The senior lecturer and head of the economics finance and entrepreneurship group in DCU's Business School told RTÉ radio’s Today with Sarah McInerney show that he thought the initiative to support the domestic hotel and restaurant sector should have commenced immediately.
Later today, the Government will announce its long-awaited stimulus plan with a package of about €7bn including capital spending, welfare and employment supports, grants and tax cuts.
Under the ‘staycation voucher’ scheme consumers will be able to claim a tax refund of up to €125 when they spend in the region of €600 on accommodation, food or non-alcoholic drinks.
Prof. Foley pointed out that last year 20 million bed nights were from overseas visitors while the domestic market was eight million.
Any development of the home industry is not going to make up for the loss of foreign visitors, he said.

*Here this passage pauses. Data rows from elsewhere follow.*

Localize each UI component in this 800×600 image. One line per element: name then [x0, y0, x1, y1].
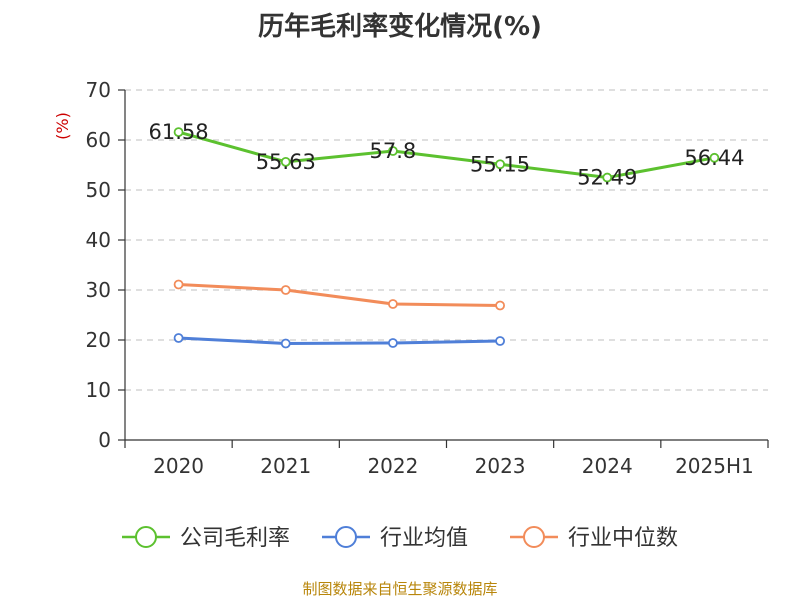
legend-label: 公司毛利率 — [180, 526, 290, 551]
x-tick-label: 2020 — [153, 454, 204, 478]
data-label: 55.63 — [256, 150, 316, 174]
x-tick-label: 2023 — [475, 454, 526, 478]
legend-marker — [135, 526, 157, 548]
data-label: 61.58 — [149, 120, 209, 144]
grid-lines — [125, 89, 768, 391]
data-point — [495, 336, 505, 346]
axes: 0 10 20 30 40 50 60 70 2020 2021 2022 2023 2024 2025H… — [53, 78, 769, 478]
series-lines — [173, 127, 720, 349]
data-point — [173, 279, 184, 290]
y-tick-label: 70 — [86, 78, 111, 102]
x-tick-label: 2022 — [367, 454, 418, 478]
y-tick-label: 10 — [86, 378, 111, 402]
data-point — [280, 338, 291, 349]
series-line-1 — [178, 336, 501, 345]
y-tick-label: 50 — [86, 178, 111, 202]
data-label: 52.49 — [577, 166, 637, 190]
source-note: 制图数据来自恒生聚源数据库 — [302, 580, 498, 598]
data-label: 55.15 — [470, 152, 530, 176]
data-label: 56.44 — [684, 146, 744, 170]
y-axis-label: (%) — [53, 112, 72, 140]
data-point — [602, 172, 613, 183]
y-tick-label: 0 — [98, 428, 111, 452]
legend-label: 行业中位数 — [568, 526, 678, 551]
data-labels: 61.58 55.63 57.8 55.15 52.49 56.44 — [149, 120, 745, 189]
data-point — [280, 156, 291, 167]
legend-marker — [335, 526, 357, 548]
series-line-0 — [178, 130, 715, 180]
data-point — [173, 333, 184, 343]
data-point — [495, 300, 505, 311]
legend-label: 行业均值 — [380, 526, 468, 551]
y-tick-label: 40 — [86, 228, 111, 252]
data-point — [388, 146, 398, 156]
legend: 公司毛利率 行业均值 行业中位数 — [122, 526, 678, 551]
y-tick-label: 30 — [86, 278, 111, 302]
series-line-2 — [178, 283, 501, 307]
x-tick-label: 2025H1 — [675, 454, 754, 478]
data-point — [173, 127, 184, 138]
y-tick-label: 60 — [86, 128, 111, 152]
data-point — [495, 159, 505, 170]
data-label: 57.8 — [370, 139, 417, 163]
x-tick-label: 2024 — [582, 454, 633, 478]
data-point — [388, 338, 398, 348]
x-tick-label: 2021 — [260, 454, 311, 478]
y-tick-label: 20 — [86, 328, 111, 352]
data-point — [388, 299, 398, 309]
chart-title: 历年毛利率变化情况(%) — [258, 12, 542, 42]
legend-marker — [523, 526, 545, 548]
data-point — [709, 152, 720, 163]
data-point — [280, 285, 291, 295]
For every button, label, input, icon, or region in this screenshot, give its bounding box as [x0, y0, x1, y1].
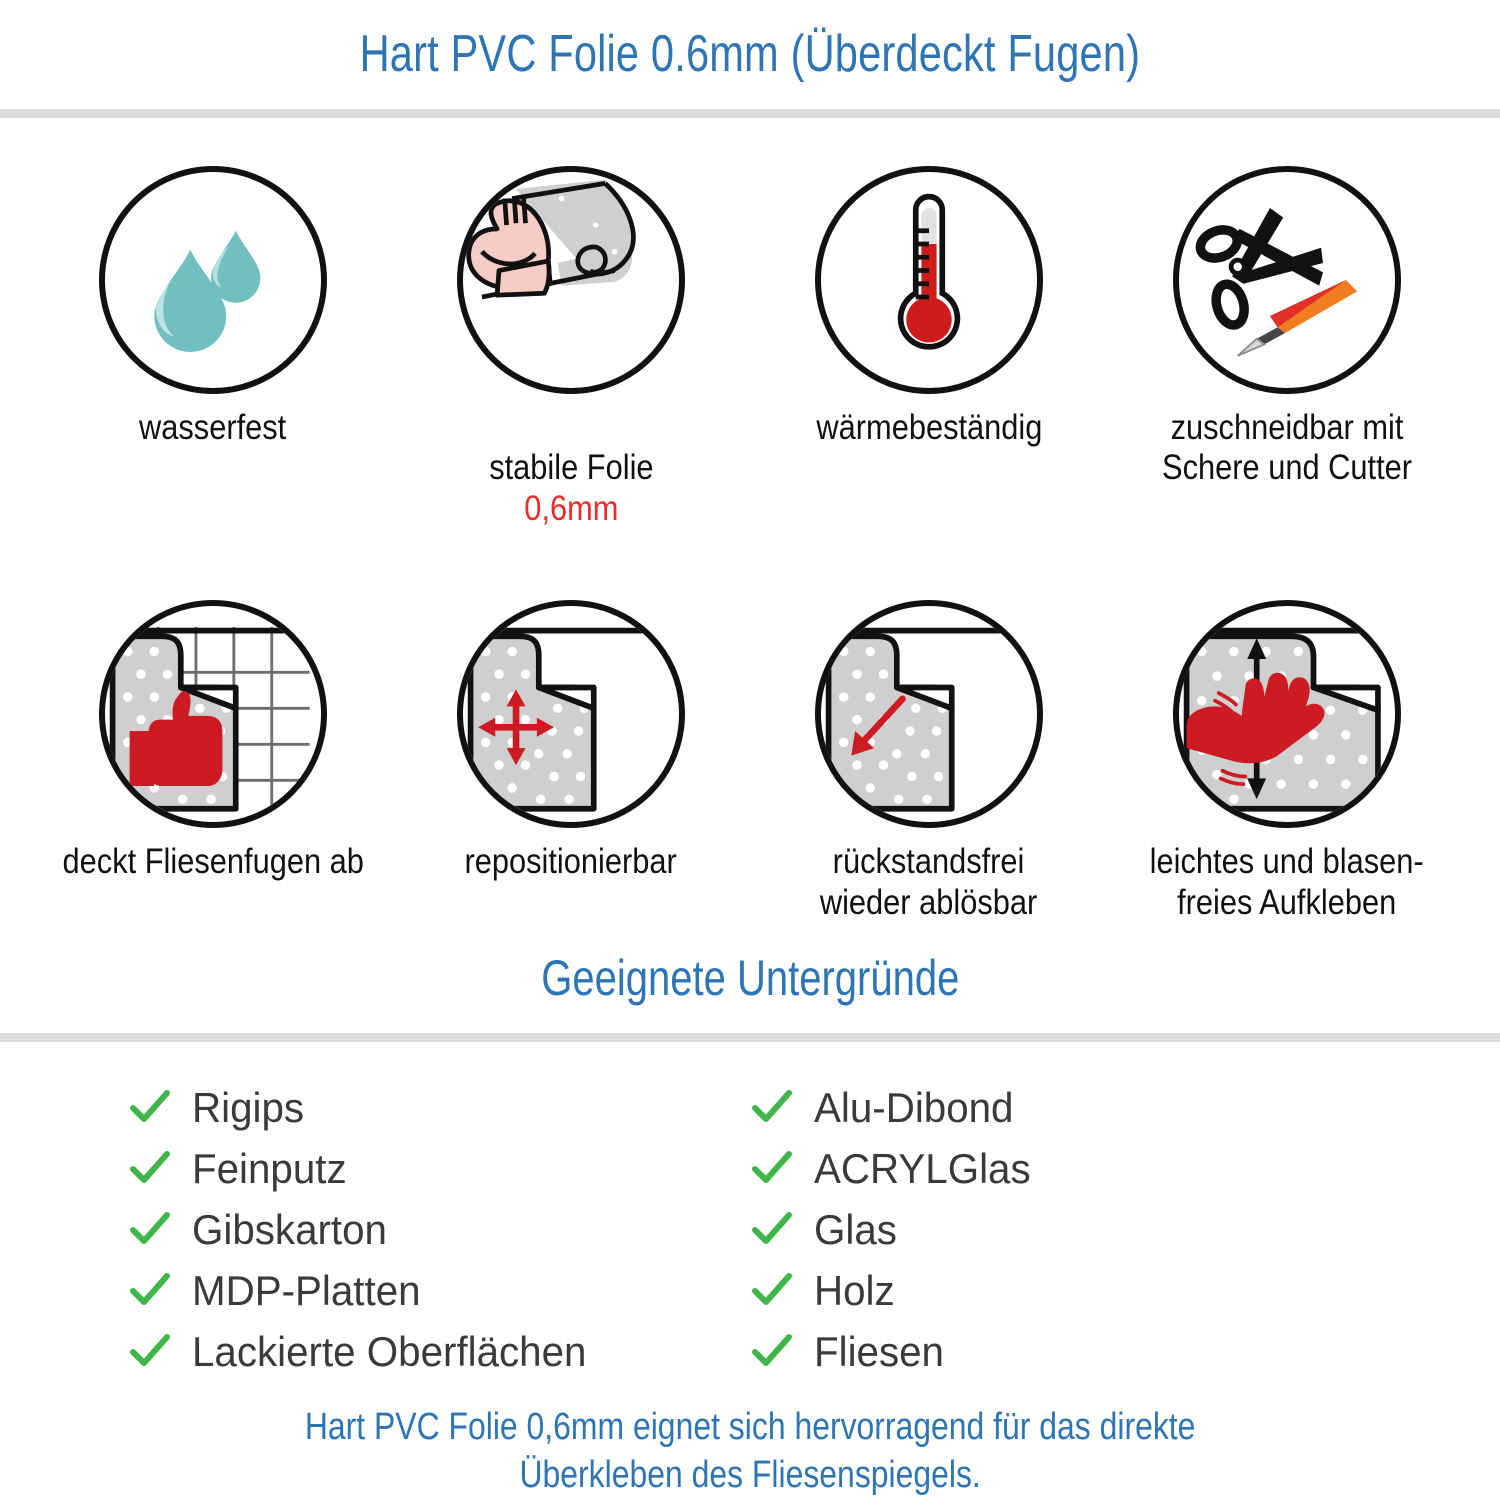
list-item: Holz — [750, 1263, 1500, 1320]
list-item-label: Feinputz — [192, 1145, 347, 1193]
substrate-lists: Rigips Feinputz Gibskarton MDP-Platten L… — [0, 1042, 1500, 1381]
check-icon — [130, 1334, 170, 1367]
list-item-label: Gibskarton — [192, 1206, 387, 1254]
section-heading-wrap: Geeignete Untergründe — [0, 923, 1500, 1033]
feature-item-zuschneidbar: zuschneidbar mit Schere und Cutter — [1108, 165, 1466, 570]
list-item: Rigips — [128, 1080, 750, 1137]
check-icon — [130, 1212, 170, 1245]
feature-label: leichtes und blasen- freies Aufkleben — [1150, 842, 1424, 922]
check-icon — [130, 1090, 170, 1123]
flexed-arm-icon — [457, 165, 685, 394]
substrate-column-right: Alu-Dibond ACRYLGlas Glas Holz Fliesen — [750, 1080, 1500, 1381]
list-item: Gibskarton — [128, 1202, 750, 1259]
divider-middle — [0, 1032, 1500, 1042]
smoothing-hand-icon — [1173, 600, 1401, 829]
feature-item-stabile-folie: stabile Folie 0,6mm — [392, 165, 750, 570]
feature-label: wasserfest — [139, 407, 287, 447]
feature-label: rückstandsfrei wieder ablösbar — [820, 842, 1038, 922]
list-item: Lackierte Oberflächen — [128, 1324, 750, 1381]
thumbs-up-tiles-icon — [99, 600, 327, 829]
list-item-label: MDP-Platten — [192, 1267, 421, 1315]
water-drops-icon — [99, 165, 327, 394]
page-title: Hart PVC Folie 0.6mm (Überdeckt Fugen) — [359, 25, 1141, 84]
list-item-label: Fliesen — [814, 1328, 944, 1376]
list-item: ACRYLGlas — [750, 1141, 1500, 1198]
feature-item-waermebestaendig: wärmebeständig — [750, 165, 1108, 570]
header: Hart PVC Folie 0.6mm (Überdeckt Fugen) — [0, 0, 1500, 109]
check-icon — [130, 1273, 170, 1306]
list-item: MDP-Platten — [128, 1263, 750, 1320]
list-item-label: Alu-Dibond — [814, 1084, 1014, 1132]
scissors-cutter-icon — [1173, 165, 1401, 394]
footer: Hart PVC Folie 0,6mm eignet sich hervorr… — [0, 1381, 1500, 1500]
list-item: Glas — [750, 1202, 1500, 1259]
list-item-label: Lackierte Oberflächen — [192, 1328, 587, 1376]
feature-grid: wasserfest — [0, 118, 1500, 924]
feature-item-deckt-fliesenfugen: deckt Fliesenfugen ab — [34, 600, 392, 923]
feature-label-text: stabile Folie — [488, 448, 654, 488]
list-item: Alu-Dibond — [750, 1080, 1500, 1137]
footer-text: Hart PVC Folie 0,6mm eignet sich hervorr… — [304, 1405, 1196, 1497]
feature-item-repositionierbar: repositionierbar — [392, 600, 750, 923]
list-item: Fliesen — [750, 1324, 1500, 1381]
feature-label: zuschneidbar mit Schere und Cutter — [1162, 407, 1412, 488]
feature-item-wasserfest: wasserfest — [34, 165, 392, 570]
list-item-label: Glas — [814, 1206, 897, 1254]
section-heading: Geeignete Untergründe — [540, 949, 960, 1006]
move-arrows-icon — [457, 600, 685, 829]
thermometer-icon — [815, 165, 1043, 394]
feature-sublabel: 0,6mm — [523, 488, 619, 528]
check-icon — [752, 1090, 792, 1123]
check-icon — [752, 1151, 792, 1184]
list-item: Feinputz — [128, 1141, 750, 1198]
list-item-label: Rigips — [192, 1084, 305, 1132]
peel-arrow-icon — [815, 600, 1043, 829]
feature-label: stabile Folie 0,6mm — [489, 408, 653, 570]
feature-item-rueckstandsfrei: rückstandsfrei wieder ablösbar — [750, 600, 1108, 923]
divider-top — [0, 108, 1500, 118]
feature-label: wärmebeständig — [816, 407, 1042, 447]
check-icon — [752, 1212, 792, 1245]
feature-label: deckt Fliesenfugen ab — [62, 842, 364, 882]
check-icon — [752, 1273, 792, 1306]
feature-item-aufkleben: leichtes und blasen- freies Aufkleben — [1108, 600, 1466, 923]
check-icon — [130, 1151, 170, 1184]
substrate-column-left: Rigips Feinputz Gibskarton MDP-Platten L… — [0, 1080, 750, 1381]
list-item-label: ACRYLGlas — [814, 1145, 1031, 1193]
feature-label: repositionierbar — [464, 842, 678, 882]
check-icon — [752, 1334, 792, 1367]
list-item-label: Holz — [814, 1267, 895, 1315]
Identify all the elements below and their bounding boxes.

“But it will be a boost.” The stimulus package is the first step of many that will be required to help the economy.
Many measures will be required to keep the economy and the country “ticking over” he said, but the country is still going to be left “with major problems".
The country will never pay back the debt caused by Covid-19, the real problem will be in five years when there is an increase in interest rates, he said.
At the moment no country in Europe is worrying about borrowing, he said, “These are strange times that require strange responses.”
The July stimulus plan also includes other measures to offset the economic impact of the coronavirus in Ireland.
It is expected both the Pandemic Unemployment Payment and the Temporary Wage Subsidy scheme will be extended until April next year.